The case of Maqui vs. Court of Appeals, supra, is applicable to this case. As aptly stated by this Court therein in ruling that the slight delay in the submittal of respondent court's copies of the record on appeal could not possibly prejudice any substantial rights:
A rigid adherence to the technical rules and procedure disregards the fundamental aim of procedure to serve as our aid to justice, not as a means for its frustration, and the objective of the Rules of Court to afford litigants just, speedy and inexpensive determination of their controversy. Thus, excusable imperfections of form and technicalities of procedure or lapses in the literal or rigid observation of a procedural rule or non-jurisdictional deadline provided therein should be overlooked and brushed aside as trivial and indecisive in the interest of fair play and justice when public policy is not involved, no prejudice has been caused adverse party and the court has not been deprived of its authority or jurisdiction. (Economic Insurance Co. vs. Uy Realty Co., 34 SCRA 744; Cf. Alonso vs. Villamor, 16 Phil. 315).
Moreover, dismissal of appeals purely on technical grounds is frowned upon where the policy of the courts is to encourage hearings of appeals on their merits. The rules of procedure ought not to be applied in a very rigid, technical sense; rules of procedure are used only to help secure not override substantial justice. If a technical and rigid enforcement of the rules is made, their aim would be defect. (Gregorio vs. Court of Appeals, 72 SCRA 121; Mc Entee vs. Manotoc, 3 SCRA 279; Lim Tanhu vs. Ramolete, 66 SCRA 441).

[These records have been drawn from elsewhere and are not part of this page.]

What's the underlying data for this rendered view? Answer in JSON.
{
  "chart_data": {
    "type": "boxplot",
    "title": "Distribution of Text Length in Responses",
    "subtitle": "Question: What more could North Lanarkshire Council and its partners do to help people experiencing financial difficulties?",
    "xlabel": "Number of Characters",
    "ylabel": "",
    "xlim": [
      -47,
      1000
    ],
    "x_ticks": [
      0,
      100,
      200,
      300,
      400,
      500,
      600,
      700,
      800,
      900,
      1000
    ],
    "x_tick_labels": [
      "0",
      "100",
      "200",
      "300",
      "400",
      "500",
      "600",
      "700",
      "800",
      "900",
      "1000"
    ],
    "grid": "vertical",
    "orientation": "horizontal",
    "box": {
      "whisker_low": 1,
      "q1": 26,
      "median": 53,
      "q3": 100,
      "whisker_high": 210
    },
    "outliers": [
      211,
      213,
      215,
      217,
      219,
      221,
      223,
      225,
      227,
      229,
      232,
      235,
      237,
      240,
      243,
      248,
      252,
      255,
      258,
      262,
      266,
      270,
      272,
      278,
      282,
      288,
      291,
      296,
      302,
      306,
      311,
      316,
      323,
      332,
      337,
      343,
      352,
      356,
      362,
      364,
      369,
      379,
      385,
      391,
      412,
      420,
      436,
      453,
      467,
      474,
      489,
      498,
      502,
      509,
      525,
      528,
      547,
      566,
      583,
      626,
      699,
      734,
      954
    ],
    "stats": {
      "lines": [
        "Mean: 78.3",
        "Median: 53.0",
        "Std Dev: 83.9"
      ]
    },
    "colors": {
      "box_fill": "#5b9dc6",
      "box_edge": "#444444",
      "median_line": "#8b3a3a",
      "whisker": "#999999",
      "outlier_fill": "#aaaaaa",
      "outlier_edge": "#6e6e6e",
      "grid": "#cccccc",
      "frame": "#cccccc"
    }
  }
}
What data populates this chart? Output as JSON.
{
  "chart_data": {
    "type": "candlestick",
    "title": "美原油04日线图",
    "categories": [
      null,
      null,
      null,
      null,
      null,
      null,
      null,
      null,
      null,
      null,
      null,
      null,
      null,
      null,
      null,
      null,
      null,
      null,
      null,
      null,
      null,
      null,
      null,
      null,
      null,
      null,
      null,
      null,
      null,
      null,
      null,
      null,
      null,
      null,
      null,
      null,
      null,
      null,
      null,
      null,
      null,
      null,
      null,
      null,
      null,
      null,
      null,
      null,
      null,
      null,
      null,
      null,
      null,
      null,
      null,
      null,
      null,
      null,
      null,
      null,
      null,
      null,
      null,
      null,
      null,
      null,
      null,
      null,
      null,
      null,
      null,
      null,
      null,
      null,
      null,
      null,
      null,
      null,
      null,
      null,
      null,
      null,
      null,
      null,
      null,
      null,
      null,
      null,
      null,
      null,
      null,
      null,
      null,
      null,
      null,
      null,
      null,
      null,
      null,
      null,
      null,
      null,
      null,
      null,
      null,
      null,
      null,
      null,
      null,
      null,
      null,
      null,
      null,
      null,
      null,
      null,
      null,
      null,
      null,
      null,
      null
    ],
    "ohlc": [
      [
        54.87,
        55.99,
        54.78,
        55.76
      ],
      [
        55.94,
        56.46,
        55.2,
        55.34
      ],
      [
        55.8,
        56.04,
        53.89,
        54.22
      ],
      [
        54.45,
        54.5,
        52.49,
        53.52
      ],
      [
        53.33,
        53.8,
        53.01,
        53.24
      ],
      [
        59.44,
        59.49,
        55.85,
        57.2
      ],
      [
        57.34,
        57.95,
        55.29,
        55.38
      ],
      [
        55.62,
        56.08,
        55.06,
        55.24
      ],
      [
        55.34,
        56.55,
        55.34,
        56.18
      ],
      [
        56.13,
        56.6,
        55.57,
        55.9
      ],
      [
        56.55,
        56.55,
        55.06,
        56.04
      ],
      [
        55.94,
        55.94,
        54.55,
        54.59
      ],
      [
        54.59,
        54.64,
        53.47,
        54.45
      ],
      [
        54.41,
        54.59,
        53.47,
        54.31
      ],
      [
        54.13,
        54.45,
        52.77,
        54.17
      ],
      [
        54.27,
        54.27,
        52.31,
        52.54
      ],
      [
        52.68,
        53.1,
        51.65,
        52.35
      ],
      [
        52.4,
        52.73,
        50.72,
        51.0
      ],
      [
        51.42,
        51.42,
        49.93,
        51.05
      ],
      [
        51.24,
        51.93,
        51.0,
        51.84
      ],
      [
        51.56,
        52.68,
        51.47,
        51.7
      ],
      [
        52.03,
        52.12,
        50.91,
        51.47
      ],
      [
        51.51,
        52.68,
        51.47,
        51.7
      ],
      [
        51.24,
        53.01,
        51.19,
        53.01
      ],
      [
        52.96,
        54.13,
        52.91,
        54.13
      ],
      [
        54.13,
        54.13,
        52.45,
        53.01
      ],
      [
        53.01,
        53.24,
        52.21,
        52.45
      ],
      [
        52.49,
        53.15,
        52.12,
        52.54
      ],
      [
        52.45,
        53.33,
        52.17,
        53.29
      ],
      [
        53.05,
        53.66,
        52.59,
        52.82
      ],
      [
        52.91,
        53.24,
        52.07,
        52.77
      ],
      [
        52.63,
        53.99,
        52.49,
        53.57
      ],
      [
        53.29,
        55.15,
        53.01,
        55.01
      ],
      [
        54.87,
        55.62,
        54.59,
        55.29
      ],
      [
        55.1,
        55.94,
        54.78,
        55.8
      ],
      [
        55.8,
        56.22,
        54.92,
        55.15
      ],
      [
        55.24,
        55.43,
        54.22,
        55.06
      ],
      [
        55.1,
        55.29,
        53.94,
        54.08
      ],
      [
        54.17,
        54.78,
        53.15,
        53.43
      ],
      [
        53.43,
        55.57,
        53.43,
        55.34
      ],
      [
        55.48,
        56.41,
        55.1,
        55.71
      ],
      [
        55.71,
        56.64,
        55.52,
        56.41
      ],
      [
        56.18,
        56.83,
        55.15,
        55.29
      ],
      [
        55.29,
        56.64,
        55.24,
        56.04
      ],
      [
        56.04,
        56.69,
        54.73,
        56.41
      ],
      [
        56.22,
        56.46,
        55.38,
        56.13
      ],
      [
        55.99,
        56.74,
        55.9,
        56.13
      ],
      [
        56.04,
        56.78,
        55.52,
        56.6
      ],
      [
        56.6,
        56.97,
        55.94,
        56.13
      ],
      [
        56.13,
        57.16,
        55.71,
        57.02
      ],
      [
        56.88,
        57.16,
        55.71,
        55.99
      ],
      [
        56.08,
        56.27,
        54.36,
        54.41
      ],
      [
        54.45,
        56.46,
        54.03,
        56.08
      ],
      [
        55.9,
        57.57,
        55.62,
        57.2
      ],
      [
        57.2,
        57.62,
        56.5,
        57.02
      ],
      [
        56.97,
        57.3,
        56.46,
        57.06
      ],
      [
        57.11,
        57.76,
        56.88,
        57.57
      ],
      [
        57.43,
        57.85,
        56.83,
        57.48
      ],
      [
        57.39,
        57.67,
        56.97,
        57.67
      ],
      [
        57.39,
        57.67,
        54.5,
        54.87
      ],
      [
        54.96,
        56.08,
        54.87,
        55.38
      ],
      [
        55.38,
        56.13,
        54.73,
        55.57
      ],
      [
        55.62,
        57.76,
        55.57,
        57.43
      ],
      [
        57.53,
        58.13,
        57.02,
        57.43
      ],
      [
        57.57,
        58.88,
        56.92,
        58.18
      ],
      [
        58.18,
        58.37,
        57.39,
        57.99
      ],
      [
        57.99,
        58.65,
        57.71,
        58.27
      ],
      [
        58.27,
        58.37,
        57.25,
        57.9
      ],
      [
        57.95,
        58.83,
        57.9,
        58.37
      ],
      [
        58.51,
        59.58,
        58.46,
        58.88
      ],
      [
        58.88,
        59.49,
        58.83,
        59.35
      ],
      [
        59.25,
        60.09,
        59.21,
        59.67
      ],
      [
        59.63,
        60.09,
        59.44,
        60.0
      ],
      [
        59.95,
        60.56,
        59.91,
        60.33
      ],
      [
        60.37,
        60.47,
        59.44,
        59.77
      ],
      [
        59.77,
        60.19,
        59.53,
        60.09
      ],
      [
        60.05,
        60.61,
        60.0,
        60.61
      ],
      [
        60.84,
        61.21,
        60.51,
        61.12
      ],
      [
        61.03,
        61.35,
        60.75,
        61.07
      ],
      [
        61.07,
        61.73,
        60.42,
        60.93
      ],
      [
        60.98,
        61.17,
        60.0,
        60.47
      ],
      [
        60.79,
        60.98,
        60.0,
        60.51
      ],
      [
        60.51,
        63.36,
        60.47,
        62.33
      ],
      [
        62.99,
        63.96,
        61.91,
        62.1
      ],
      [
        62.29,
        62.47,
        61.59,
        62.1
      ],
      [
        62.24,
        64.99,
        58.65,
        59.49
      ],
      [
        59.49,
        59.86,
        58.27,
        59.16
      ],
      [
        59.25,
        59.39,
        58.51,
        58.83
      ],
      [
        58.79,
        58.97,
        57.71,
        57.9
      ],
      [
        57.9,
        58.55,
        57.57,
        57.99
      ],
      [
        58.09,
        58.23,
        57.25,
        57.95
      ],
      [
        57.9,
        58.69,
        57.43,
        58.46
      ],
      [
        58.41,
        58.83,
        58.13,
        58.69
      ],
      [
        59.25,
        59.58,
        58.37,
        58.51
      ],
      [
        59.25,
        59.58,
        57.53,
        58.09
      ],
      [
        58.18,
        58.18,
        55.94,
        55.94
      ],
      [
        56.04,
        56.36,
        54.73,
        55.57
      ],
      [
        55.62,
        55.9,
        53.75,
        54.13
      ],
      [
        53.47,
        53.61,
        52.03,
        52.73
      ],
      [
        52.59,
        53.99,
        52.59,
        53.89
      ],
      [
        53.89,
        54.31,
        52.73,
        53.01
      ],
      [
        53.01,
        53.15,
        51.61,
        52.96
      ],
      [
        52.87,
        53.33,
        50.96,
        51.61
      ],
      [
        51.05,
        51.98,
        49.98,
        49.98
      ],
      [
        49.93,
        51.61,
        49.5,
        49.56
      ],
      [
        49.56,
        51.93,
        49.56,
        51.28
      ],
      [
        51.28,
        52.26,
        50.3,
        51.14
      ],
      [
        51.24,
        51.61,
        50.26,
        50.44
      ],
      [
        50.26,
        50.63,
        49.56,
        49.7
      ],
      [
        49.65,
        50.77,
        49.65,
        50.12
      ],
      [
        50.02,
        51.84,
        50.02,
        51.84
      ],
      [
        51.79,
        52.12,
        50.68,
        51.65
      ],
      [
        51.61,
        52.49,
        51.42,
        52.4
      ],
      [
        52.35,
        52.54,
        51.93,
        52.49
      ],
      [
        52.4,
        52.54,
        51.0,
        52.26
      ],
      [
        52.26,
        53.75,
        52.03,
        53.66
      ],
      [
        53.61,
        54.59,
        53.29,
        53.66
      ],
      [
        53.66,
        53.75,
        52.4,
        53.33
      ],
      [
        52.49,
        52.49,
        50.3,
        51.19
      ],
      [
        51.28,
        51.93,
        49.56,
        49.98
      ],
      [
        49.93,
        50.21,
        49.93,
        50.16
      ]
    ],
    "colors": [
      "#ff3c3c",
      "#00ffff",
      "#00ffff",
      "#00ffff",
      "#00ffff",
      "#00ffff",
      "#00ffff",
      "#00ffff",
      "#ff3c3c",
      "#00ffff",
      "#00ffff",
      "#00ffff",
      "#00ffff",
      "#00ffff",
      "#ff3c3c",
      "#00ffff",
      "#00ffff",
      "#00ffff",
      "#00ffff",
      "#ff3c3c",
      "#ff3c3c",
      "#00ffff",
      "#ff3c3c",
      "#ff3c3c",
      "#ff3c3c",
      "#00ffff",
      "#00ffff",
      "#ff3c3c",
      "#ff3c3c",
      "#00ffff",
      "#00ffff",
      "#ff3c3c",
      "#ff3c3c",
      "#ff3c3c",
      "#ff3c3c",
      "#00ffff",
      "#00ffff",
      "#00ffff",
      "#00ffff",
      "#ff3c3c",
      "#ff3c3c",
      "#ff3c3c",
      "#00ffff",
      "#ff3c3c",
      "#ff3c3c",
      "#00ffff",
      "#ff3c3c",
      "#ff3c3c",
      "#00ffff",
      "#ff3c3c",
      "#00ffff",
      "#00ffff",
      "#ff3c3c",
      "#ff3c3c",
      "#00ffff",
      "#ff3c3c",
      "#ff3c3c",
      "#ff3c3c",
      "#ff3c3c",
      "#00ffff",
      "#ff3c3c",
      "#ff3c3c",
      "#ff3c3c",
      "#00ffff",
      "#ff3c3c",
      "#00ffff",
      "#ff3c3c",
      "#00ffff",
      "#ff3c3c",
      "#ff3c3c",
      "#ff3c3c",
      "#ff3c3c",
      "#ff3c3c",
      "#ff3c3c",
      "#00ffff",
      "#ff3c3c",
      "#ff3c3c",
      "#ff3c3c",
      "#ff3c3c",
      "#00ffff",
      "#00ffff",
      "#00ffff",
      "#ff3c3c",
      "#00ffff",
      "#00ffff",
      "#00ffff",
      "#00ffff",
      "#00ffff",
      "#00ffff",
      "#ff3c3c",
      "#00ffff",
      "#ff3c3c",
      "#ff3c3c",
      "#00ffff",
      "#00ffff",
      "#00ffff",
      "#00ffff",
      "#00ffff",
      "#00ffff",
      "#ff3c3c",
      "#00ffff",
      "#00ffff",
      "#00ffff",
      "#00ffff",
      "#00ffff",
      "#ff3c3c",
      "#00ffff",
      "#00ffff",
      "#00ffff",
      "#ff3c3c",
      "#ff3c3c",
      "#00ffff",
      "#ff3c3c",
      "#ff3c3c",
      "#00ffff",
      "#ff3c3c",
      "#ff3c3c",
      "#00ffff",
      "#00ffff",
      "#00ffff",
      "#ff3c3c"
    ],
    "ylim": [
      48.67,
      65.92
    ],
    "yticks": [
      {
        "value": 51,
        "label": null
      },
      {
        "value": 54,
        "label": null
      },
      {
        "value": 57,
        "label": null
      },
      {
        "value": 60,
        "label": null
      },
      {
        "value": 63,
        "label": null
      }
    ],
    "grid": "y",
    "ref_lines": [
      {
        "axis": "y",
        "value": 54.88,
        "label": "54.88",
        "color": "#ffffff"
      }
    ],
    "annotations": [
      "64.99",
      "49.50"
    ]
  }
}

And as We said in Obut v. Court of Appeals, 70 SCRA 547; "What should guide judicial action is the principle that a party litigant is to be given the fittest opportunity to establish the merits of his complaint or defense rather than for him to lose life, liberty, honor or property on technicalities." (See also Marquez vs. Court of Appeals , , 77 SCRA 524; Pan American World Airways, Inc. vs. Espiritu, 69 SCRA 36; Aznar, et all vs. Court of Appeals, et all 70 SCRA 330; Gregorio vs. Court of Appeals, et al., 72 SCRA 120; Lopez vs. Court of Appeals, 75 SCRA 401).
More significantly, the cardinal rule remains that the discretionary power to dismiss appeals or not must always be exercised wisely and prudently, never capriciously, with a view to substantial justice. (Marquez vs. Court of Appeals, 77 SCRA 527; Gregorio vs. Court of Appeals, 72 SCRA 124; Cucio vs. Court of Appeals, 57 SCRA 68; Piedad vs. Batuyong 55 SCRA 763; Limon vs. Candido, 27 SCRA 1166).
WHEREFORE, respondent appellate court's resolutions dismissing petitioners' appeal are set aside and the case is remanded to it for further proceedings and disposition of the appeal on its merits, No pronouncement as to costs.
Teehankee (Chairman), Makasiar, Fernandez, Guerrero and Melencio-Herrera, JJ., concur.